It seems every few months somebody brings this topic up and we beat it again. Perhaps we should have a sub-forum filled with stickies of 'dead horse' threads. Let me take a stab at beating this one to death.
In reality this is simply one variation on a technique that has been used for many decades in many domains. VLBI, direction finding, interference cancellation and directional antennas are common examples. In fact it wasn't uncommon to assemble arrays of TV antennas to improve fringe reception not that long ago. That was easily accessible to hobbyists because the wavelengths were long enough that RF combining was practical. Things are a little different at 12 GHz, compared to 200 MHz.
I have argued a number of times that this technique is for the most part economically irrelevant to FTA. That does not mean it would be impossible to do, just far more expensive than putting up a bigger dish, which is what I think brings most people to the topic on this forum.
However I suppose there could be some situations where someone might legitimately consider it. If you have HOA or government rules stopping you from putting up an adequate sized dish, you would have few other choices. This also turns out to be an incredibly selective way of canceling interference from adjacent orbital positions. While bigger dishes typically address this more economically, it still could be a reason to consider this. As the mini-BUDers have found, there is often a lot of signal in a C-band footprint, but adjacent satellite interference cannot be addressed with a single small dish.
So to clear up misconceptions, I thought I would review a bit of the theory. To start with, lets look at a 12 GHz signal. We could do C-band, but the result ends up about the same. A 12 GHz signal has a wavelength of 2.5cm. If we want to have maximum combining efficiency, let's try to add the signals within 5 degrees of phase of one another.

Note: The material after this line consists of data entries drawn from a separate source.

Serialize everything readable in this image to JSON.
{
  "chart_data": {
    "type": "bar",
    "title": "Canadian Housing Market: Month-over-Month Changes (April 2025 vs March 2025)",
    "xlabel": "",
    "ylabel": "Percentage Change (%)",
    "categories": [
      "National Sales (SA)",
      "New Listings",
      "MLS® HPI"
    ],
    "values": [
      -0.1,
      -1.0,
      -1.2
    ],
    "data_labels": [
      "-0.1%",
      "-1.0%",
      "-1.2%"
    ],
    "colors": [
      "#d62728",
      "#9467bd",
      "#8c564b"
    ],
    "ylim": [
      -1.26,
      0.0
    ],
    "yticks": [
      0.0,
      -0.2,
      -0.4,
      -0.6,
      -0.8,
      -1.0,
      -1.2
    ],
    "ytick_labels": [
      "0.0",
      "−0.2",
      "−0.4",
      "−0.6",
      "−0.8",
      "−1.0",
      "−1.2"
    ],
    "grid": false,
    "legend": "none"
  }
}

That would be within about 0.35mm of path difference at RF. Not very easy.
However if we use a stable frequency source we could use true PLL LNBs from more than one dish to take this down to around 1 GHz. Stable frequency sources are pretty easy to come by. A few years ago I picked one up for $10 surplus and only had to make some minor fixes to the oven drive circuitry. After that I could lock it to WWVB with a simple but extremely long time constant PLL and it would hold better than 1 part in 10^12 (1 second in 30000 years). True PLL LNBs are not cheap, however.

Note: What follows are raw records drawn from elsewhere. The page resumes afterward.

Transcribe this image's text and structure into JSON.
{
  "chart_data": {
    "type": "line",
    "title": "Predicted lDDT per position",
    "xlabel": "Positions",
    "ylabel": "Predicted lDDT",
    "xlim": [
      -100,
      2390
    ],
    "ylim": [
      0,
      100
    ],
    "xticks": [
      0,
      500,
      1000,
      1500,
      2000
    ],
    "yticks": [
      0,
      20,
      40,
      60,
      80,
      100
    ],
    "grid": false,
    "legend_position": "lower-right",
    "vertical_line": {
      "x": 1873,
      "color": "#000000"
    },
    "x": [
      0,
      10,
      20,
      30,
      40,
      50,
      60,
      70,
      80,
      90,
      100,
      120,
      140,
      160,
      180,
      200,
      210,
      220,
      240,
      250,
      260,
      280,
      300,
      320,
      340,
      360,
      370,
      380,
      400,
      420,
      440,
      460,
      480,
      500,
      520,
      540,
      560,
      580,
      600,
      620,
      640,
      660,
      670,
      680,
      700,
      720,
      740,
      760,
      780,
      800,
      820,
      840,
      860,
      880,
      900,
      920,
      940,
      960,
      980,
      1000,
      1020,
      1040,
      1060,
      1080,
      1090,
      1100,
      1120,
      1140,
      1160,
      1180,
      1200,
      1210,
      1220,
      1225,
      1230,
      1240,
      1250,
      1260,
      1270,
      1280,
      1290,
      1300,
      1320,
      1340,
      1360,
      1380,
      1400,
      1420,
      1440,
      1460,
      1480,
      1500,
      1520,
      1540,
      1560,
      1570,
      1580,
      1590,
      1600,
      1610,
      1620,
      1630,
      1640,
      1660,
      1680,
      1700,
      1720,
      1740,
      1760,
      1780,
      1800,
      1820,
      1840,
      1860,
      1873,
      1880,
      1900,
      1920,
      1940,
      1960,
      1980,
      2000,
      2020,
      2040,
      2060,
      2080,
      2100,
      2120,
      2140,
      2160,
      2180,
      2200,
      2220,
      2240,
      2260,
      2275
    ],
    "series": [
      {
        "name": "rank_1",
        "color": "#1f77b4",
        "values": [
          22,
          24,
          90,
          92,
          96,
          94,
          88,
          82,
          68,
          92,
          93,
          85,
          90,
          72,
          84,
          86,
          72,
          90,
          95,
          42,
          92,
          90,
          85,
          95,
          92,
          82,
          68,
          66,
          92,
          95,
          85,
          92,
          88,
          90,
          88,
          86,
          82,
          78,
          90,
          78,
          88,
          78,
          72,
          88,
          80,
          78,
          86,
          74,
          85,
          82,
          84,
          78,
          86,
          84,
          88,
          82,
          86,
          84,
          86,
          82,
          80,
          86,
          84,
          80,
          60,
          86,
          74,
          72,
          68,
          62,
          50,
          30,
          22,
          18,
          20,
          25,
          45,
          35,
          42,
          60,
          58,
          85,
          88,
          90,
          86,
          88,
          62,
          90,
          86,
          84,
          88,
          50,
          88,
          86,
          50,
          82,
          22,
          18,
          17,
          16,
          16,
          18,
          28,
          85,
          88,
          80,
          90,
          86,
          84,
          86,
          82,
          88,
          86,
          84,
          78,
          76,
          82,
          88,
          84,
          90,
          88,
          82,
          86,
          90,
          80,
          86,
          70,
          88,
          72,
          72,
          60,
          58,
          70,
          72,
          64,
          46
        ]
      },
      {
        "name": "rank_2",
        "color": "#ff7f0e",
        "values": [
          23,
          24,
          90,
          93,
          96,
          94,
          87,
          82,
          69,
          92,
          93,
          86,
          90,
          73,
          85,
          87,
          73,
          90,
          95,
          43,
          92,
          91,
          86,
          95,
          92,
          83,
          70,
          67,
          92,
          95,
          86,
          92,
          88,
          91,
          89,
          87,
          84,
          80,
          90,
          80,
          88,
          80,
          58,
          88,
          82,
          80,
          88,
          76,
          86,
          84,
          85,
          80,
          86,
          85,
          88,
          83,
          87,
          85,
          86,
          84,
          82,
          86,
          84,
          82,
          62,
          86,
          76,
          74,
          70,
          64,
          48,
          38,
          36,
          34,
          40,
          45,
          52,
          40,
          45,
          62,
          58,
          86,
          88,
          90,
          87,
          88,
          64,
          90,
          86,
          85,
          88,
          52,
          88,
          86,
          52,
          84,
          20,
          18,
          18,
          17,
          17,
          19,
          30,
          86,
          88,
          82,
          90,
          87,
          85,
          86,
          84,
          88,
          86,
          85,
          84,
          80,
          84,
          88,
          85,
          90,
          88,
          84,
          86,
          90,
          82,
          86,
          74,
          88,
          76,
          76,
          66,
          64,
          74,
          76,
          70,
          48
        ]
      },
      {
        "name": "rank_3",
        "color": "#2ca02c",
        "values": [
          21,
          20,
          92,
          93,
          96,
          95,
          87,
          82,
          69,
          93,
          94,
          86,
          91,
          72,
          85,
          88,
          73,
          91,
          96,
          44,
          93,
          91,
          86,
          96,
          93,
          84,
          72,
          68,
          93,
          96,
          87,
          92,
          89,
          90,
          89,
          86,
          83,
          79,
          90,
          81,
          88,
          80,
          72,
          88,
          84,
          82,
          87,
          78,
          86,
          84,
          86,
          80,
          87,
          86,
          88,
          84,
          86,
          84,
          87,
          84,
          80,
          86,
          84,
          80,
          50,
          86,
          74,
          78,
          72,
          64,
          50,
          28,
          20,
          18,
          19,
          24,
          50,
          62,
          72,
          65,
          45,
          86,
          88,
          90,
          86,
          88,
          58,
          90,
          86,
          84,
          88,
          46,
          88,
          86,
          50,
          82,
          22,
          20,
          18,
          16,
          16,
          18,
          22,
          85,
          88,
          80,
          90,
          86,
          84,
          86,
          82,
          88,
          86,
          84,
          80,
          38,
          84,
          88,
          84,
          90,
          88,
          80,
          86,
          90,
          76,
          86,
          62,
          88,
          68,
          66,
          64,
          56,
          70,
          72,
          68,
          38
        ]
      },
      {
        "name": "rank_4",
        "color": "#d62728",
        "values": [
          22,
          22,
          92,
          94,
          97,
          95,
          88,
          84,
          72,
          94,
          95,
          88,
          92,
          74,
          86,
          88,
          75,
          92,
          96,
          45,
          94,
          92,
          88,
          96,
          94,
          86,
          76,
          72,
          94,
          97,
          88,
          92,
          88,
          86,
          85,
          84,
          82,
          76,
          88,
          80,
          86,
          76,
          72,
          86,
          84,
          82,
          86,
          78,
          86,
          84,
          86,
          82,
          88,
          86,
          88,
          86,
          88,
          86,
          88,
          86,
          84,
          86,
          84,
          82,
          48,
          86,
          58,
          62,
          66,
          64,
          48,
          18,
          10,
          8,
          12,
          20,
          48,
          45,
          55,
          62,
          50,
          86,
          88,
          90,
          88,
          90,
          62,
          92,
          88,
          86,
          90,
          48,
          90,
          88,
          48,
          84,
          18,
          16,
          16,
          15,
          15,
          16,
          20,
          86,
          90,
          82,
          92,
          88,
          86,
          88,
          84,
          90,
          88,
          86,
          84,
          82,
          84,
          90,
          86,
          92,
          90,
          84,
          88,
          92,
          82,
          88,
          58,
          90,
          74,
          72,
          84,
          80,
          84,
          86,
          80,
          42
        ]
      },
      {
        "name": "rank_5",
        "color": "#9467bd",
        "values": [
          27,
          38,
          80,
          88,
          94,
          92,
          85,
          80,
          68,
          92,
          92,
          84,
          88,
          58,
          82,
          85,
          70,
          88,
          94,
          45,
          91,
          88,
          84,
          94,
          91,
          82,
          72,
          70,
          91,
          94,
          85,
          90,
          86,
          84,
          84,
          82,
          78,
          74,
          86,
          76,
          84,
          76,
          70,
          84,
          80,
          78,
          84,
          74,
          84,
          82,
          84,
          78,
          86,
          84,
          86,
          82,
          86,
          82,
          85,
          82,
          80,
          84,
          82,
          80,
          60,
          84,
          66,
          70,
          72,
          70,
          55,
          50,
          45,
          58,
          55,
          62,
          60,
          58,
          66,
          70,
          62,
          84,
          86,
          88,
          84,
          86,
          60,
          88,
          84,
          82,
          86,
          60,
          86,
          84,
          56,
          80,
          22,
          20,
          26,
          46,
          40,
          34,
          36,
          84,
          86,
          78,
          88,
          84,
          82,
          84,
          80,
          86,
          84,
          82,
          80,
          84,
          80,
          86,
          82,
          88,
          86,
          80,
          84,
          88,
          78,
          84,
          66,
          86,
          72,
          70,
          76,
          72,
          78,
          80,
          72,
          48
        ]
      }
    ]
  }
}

What does this buy us? Well, phase is what is important, not frequency. That's one reason why WWVB, which broadcasts at only 60 kHz, can be used to make such incredibly accurate adjustments to a frequency source. At 1 GHz, a 5 degree phase error is about 4.2mm. That's starting to look possible, but probably not practical for the hobbyist to trim cables. However if you had an analog phase shifter that worked at this frequency, that might be good enough.
It's also important to note that the paths from each PLL LNB don't need to be exactly the same length, but only be in phase, unless the path differences start to become a major fraction of a symbol. If we take a SR of 30000, the wave length is 10m. Applying our stringent 5 degree criteria, we need the maximum path length difference to be less than 14cm. Not a big deal.

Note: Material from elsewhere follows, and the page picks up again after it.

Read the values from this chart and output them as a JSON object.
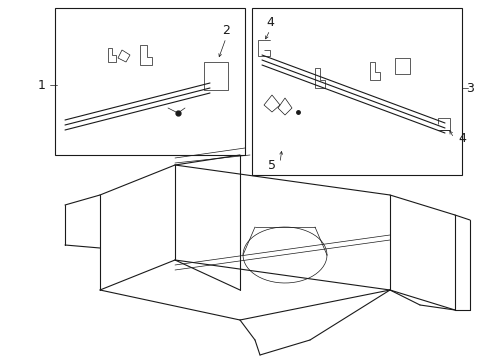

Since we're heading the right direction, let's mix and filter the LNB outputs in the comfort of our home with a generator, say at 950 MHz and also locked to our reference. Now the signals will only have to be within a phase difference of 8.4cm because the IF is 50 MHz. I could trim cables to do that, but would need a way to vary this for different signals. We also have to compensate gain, but that's not very hard. At this point the signals could be easily combined in a number of ways. Mix the result with our 950 MHz generator and we're back to 1 GHz and the input of a standard FTA receiver.
None of this would be easy, but a well motivated hobbyist with a good understanding of the theory could likely do this for less than $2000, and perhaps half of that, with careful selection of surplus equipment and finds on eBay. You might have to buy the LNBs new. Still people here buy receivers at around $400 fairly frequently, so we're not totally out of the ballpark.
I've glossed over the details, but commonly available equipment could do this. It just costs. You don't have to do this at the LNB. You don't need to get down to 5 degrees for useful combining. And if you did this digitally, you could obviate many of the complexities and compensate in software. I'm not encouraging anyone to do this, and still believe there are easier solutions in most cases. But it is possible. For most cases, use a bigger dish.